Believe me, I know all of the excuses and reasons to procrastinate, even seemingly valid ones like, “I will have more time to shoot if I pay someone to edit.” I guarantee you the best way to see your photography improve is to edit your photos. If you really want to learn a lot while editing try shooting the same event with another photographer and then edit them all yourself.
A number of things happen when we do this:
- Ideas and inspiration crop up when you slow down and really examine your photos. Many times I have noticed a reflection or shadow in a shot and I’m left thinking, “Oh man! I can’t wait to try another shot like this…”
- It puts you in the position of your client. Take a minute to imagine what the client will think when they see your images. Will they be impressed? Will they notice that the focus isn’t perfect? Will they notice if it’s a little bit crooked? Did you meet their expectations?
- It will show you what you overlooked. Some photographers, myself included, have a gift for missing the obvious sometimes. We are too busy looking at the light or composition that we failed to realize the subject is picking his nose.
- You will be able to spot trends in your style. Much to my frustration I recently discovered that I had an extremely annoying habit of tilting every photo I shot. I didn’t even realize it until I started seeing it in all of my photos. Now I know, and I don’t shoot like that any more.

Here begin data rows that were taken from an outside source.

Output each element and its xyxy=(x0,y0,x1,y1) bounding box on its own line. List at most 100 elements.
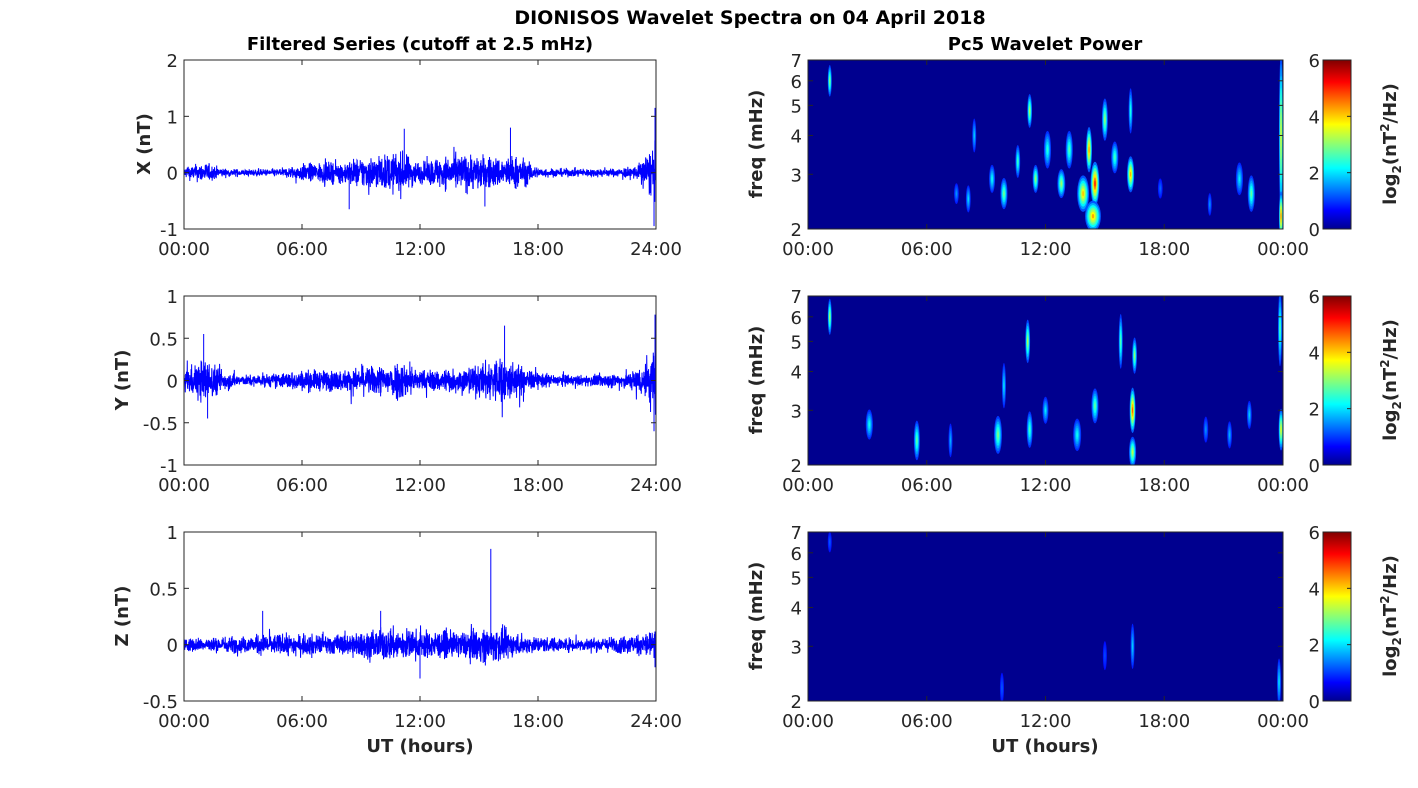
y-tick-label: -1 xyxy=(160,220,178,241)
colorbar-tick-label: 0 xyxy=(1309,220,1320,241)
wavelet-burst xyxy=(1003,191,1005,196)
wavelet-burst xyxy=(1130,107,1131,115)
x-tick-label: 12:00 xyxy=(1020,475,1072,496)
axes-box xyxy=(807,531,1284,702)
wavelet-burst xyxy=(1130,171,1132,177)
y-tick-label: 0.5 xyxy=(149,329,178,350)
wavelet-burst xyxy=(1094,180,1096,187)
series-panel-y: 00:00 06:00 12:00 18:00 24:00 1 0.5 0 -0.5 -1 Y … xyxy=(112,287,682,496)
x-tick-labels: 00:00 06:00 12:00 18:00 24:00 xyxy=(158,296,682,496)
wavelet-burst xyxy=(1280,426,1282,433)
colorbar-tick-label: 0 xyxy=(1309,456,1320,477)
axes-box xyxy=(183,59,657,230)
colorbar-tick-label: 2 xyxy=(1309,400,1320,421)
wavelet-burst xyxy=(1229,432,1230,437)
y-axis-label: freq (mHz) xyxy=(746,562,767,671)
colorbar-label: log2(nT2/Hz) xyxy=(1378,83,1404,205)
y-tick-label: 7 xyxy=(791,287,802,308)
wavelet-burst xyxy=(1279,323,1281,334)
series-panel-z: 00:00 06:00 12:00 18:00 24:00 1 0.5 0 -0.5 Z (n… xyxy=(112,523,682,757)
x-tick-label: 12:00 xyxy=(394,475,446,496)
x-tick-label: 00:00 xyxy=(782,711,834,732)
wavelet-burst xyxy=(1278,678,1280,686)
y-tick-label: -0.5 xyxy=(143,414,178,435)
y-tick-label: 7 xyxy=(791,523,802,544)
x-tick-label: 00:00 xyxy=(158,475,210,496)
wavelet-burst xyxy=(1114,155,1116,160)
wavelet-burst xyxy=(1029,108,1031,114)
y-tick-label: 0 xyxy=(167,164,178,185)
colorbar-tick-label: 6 xyxy=(1309,51,1320,72)
x-tick-labels: 00:00 06:00 12:00 18:00 00:00 xyxy=(782,532,1309,732)
wavelet-burst xyxy=(973,133,975,138)
wavelet-burst xyxy=(1060,181,1062,186)
y-tick-label: 6 xyxy=(791,544,802,565)
x-tick-label: 18:00 xyxy=(1138,239,1190,260)
colorbar-label: log2(nT2/Hz) xyxy=(1378,319,1404,441)
x-tick-label: 00:00 xyxy=(158,711,210,732)
y-axis-label: X (nT) xyxy=(134,113,155,175)
y-axis-label: Y (nT) xyxy=(112,350,133,412)
wavelet-burst xyxy=(1068,147,1070,153)
y-tick-label: 5 xyxy=(791,568,802,589)
wavelet-burst xyxy=(1088,146,1090,153)
x-tick-label: 18:00 xyxy=(512,711,564,732)
colorbar-tick-labels: 6 4 2 0 xyxy=(1309,523,1351,713)
y-tick-label: 2 xyxy=(791,456,802,477)
x-tick-label: 24:00 xyxy=(630,711,682,732)
y-axis-label: Z (nT) xyxy=(112,586,133,647)
wavelet-burst xyxy=(1132,643,1133,650)
wavelet-burst xyxy=(1003,382,1005,389)
colorbar-label: log2(nT2/Hz) xyxy=(1378,555,1404,677)
y-tick-label: 3 xyxy=(791,401,802,422)
wavelet-burst xyxy=(997,432,999,438)
y-tick-label: 6 xyxy=(791,308,802,329)
y-tick-label: 3 xyxy=(791,637,802,658)
y-tick-label: 3 xyxy=(791,165,802,186)
colorbar-tick-label: 6 xyxy=(1309,287,1320,308)
colorbar-tick-label: 4 xyxy=(1309,579,1320,600)
wavelet-burst xyxy=(1035,176,1037,181)
axes-box xyxy=(183,531,657,702)
y-tick-label: -1 xyxy=(160,456,178,477)
x-tick-label: 06:00 xyxy=(276,711,328,732)
x-tick-label: 06:00 xyxy=(901,239,953,260)
x-tick-label: 06:00 xyxy=(276,475,328,496)
colorbar-tick-label: 0 xyxy=(1309,692,1320,713)
wavelet-burst xyxy=(1249,412,1250,417)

- Every crappy photo will serve as a reminder to do it better next time. Look at your photos until you’re disgusted with them, until you’re ready to do something about it. Take responsibility for them. Study them. Learn from them. Then do it right next time. P.S. This won’t work if you blame the client, or the venue, or the lighting, or anything but yourself. Step up and own it.
- It enables you to compare differences side by side. Often during a shoot I will try a few different options or ideas. When editing these photos I can see what worked and what didn’t.
- It gives you time to think about your photos. The most limited resource during most shoots is time (wedding photographers in particular know this). When you have such a narrow window of opportunity you can’t afford to stop and ponder your options; you’ve got to go with what you know or cross your fingers and hope for the best. When that time constraint is lifted (i.e. well after the shoot is over) you should analyze your shots. If you had more time, what would you have done differently?
- It teaches you to look for the potential and then capitalize on it. It truly is a skill to be able to look at a photograph and say, “It needs a little of _____.” Editors are taught to look for the potential in a photograph. Photographers should learn to do the same.
- It helps you find the story within the frame –the subplot, if you will. Try playing around with that crop tool. You’ll be surprised at how much you can cut out of an image and still tell the story. This is great fodder thinking of new shots, and good reason to invest in a telephoto lens.
- It rehashes the technical settings of your camera. You don’t have to edit photos for long before you begin to understand what White Balance does.
- In short, editing teaches you how to take better pictures.
Editing is an altogether different skill set than shooting photos. Simply knowing how to apply a filter or preset is not enough. Learn the craft of editing and your photography will be better because of it. There is a saying in the film industry: “The best editors are cinematographers, and the best cinematographers are editors.”